Analysts say that the high growth rate targets could escalate demand for more aid to poor nations as a way of fast-tracking progress, with little success.
Earlier this year, Mr G. M. Mailu, the MDGs National Project Co-ordinator at the Ministry of Planning in Kenya, said developed countries have been slow in honouring their commitment to fund developing countries with at least 0.7 per cent of their GDP.
“Despite an increment in Official Development Assistance (ODA) commitments, Kenya has experienced a general decline in the disbursement rate, which has led to a decline in the share of development expenditures financed by development partners,” reads part of a report on MDG status for Kenya prepared by the Ministry of Planning.
According to Millennium Development Goals Report 2009, only Denmark, Luxembourg, the Netherlands, Norway and Sweden had reached or exceeded their targets in 2008.

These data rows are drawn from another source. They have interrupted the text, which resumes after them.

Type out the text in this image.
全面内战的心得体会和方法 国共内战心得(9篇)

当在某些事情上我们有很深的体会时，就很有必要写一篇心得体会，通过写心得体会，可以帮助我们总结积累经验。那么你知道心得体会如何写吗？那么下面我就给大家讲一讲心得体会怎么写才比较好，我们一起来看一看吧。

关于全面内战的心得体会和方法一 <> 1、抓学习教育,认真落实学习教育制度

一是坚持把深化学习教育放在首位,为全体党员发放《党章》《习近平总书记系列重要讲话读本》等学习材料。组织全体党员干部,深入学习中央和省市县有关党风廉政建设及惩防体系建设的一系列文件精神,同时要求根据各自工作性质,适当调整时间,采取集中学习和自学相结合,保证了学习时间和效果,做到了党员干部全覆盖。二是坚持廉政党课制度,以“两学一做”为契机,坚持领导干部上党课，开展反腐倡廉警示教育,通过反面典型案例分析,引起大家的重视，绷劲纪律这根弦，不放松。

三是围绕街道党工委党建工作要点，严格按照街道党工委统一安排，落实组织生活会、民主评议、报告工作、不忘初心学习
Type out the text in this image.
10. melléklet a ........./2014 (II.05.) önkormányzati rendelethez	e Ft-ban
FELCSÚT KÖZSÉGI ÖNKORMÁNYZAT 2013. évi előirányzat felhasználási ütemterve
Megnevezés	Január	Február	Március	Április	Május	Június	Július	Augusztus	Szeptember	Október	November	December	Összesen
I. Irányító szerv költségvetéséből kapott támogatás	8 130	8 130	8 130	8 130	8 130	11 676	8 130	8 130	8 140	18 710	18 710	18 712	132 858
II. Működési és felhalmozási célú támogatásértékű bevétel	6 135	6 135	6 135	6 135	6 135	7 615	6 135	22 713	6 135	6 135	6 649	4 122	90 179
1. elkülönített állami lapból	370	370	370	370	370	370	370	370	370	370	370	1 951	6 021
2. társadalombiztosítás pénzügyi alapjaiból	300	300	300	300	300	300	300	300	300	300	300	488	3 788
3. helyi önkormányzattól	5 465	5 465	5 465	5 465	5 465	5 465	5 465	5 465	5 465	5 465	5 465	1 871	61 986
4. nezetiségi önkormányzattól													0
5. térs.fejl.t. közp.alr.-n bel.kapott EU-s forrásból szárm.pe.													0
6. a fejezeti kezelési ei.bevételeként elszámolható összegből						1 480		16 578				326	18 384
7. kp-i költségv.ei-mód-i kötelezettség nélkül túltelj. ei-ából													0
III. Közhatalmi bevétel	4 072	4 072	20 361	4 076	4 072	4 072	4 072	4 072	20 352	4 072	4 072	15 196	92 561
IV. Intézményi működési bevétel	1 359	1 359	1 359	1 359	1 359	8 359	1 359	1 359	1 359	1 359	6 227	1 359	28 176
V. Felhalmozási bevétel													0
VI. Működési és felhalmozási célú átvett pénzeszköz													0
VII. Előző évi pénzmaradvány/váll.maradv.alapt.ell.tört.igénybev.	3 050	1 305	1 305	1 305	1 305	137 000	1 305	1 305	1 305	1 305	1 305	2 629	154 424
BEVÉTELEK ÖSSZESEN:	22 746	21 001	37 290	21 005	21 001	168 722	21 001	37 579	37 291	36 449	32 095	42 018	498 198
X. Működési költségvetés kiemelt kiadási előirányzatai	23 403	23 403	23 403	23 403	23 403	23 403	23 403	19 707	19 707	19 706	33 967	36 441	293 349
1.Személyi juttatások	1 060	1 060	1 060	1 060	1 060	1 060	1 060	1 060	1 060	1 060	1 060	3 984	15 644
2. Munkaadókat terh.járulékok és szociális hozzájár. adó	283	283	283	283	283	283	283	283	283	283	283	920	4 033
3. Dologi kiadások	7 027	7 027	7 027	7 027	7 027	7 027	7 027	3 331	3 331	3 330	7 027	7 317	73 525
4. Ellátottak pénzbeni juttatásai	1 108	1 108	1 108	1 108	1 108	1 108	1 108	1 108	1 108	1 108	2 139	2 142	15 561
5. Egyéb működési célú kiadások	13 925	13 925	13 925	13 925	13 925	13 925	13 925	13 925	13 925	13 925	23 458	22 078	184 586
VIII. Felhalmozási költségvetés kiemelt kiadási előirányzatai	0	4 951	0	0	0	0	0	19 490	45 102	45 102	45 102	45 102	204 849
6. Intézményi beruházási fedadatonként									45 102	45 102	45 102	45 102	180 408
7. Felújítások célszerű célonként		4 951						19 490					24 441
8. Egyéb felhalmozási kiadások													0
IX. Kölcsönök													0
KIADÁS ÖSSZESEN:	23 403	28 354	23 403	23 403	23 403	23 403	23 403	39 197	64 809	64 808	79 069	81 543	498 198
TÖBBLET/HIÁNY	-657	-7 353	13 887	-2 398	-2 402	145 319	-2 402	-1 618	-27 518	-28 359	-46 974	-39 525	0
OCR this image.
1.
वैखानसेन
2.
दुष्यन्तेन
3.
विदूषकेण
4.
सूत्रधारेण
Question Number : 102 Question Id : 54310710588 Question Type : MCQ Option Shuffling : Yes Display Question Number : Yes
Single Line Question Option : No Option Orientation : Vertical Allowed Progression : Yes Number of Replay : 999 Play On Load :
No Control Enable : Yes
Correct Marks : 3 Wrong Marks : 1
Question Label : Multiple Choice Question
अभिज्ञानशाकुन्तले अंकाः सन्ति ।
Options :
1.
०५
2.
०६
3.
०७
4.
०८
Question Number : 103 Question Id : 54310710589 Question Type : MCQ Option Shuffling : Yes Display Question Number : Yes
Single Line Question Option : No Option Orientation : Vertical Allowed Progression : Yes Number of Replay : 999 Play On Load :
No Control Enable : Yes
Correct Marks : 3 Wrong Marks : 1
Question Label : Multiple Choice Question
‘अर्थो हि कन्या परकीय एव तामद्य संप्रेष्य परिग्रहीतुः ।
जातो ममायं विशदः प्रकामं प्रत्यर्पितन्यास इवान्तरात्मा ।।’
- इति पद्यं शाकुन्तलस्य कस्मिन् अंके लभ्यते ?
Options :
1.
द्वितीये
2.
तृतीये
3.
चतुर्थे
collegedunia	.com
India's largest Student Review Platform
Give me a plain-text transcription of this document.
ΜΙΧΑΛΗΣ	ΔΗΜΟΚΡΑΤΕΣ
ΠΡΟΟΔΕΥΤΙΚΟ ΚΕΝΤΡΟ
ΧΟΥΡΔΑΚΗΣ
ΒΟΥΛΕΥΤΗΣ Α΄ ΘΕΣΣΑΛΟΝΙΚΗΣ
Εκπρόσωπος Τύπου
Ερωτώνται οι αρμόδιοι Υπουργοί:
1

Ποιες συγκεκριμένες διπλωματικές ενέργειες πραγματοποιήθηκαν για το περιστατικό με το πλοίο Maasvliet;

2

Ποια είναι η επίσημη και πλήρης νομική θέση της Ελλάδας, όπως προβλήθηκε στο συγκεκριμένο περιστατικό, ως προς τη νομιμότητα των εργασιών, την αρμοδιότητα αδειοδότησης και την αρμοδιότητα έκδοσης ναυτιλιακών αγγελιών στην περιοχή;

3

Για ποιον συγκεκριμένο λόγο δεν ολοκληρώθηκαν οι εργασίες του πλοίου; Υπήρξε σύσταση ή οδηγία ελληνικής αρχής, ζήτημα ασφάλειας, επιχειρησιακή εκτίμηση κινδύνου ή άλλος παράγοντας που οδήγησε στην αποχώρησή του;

Others argue the huge economic stimulus spending in rich countries could have gone hand in hand with more financial support to developing nations.
“I think the biggest lesson the developing world can learn from the recession is that there is money, but rich nations just won’t give it,” Mr Aeneas Chuma, humanitarian coordinator and representative of the UNDP in Kenya, said in an earlier interview.
Mr Chuma cited the example of Iceland, a country with a population of 300,000 that in late 2008 got an approval for funding of about Sh160 billion from the IMF to shore up its economy in the wake of the credit crunch.
In the same year, total IMF lending to Sub-Saharan Africa stood at about Sh57 billion.
The report adds that “if aid in 2010 is to reach the dollar value expected when the commitments were made (that is, before the economy contracted), donors would need to add at least $10 billion to $15 billion to their current spending plans.”
Analysts also question the lumping together of countries in a bid to measure progress in a specific region.
According to UNDP, Sub-Saharan Africa has low enrolment rates with regard to the goal of universal primary schooling.
The group score contrasts sharply with an average of nearly 100 per cent enrolment rate in Kenya, Uganda, and Tanzania whose governments have been funding free primary education.
While the goals are not likely to be achieved, a new study shows poverty in Africa has been dropping steadily.
Maxim Pinkovskiy and Xavier Sala-i-Martin, say that not only has poverty fallen in Africa as a whole, but the decline has been remarkable.
“In particular, poverty fell for both landlocked as well as coastal countries; for mineral rich as well as mineral poor countries; for countries with favourable or with unfavourable agriculture; for countries regardless of colonial origin; and for countries with below or above median slave exports per capita during the African slave trade.”
For instance, the percentage of Africans living on less than $1 a day dropped from 43 per cent in 1995 to about 32 per cent by end of 2006, the lowest poverty rate in over three decades.
The region’s GDP per capita shot from about $1,600 to $1,950 in a similar period.
This finding breaks ranks with the latest UN MDG review which says that poverty rate in Sub-Saharan Africa “stayed above 50 per cent, though there has been some progress since 1999.”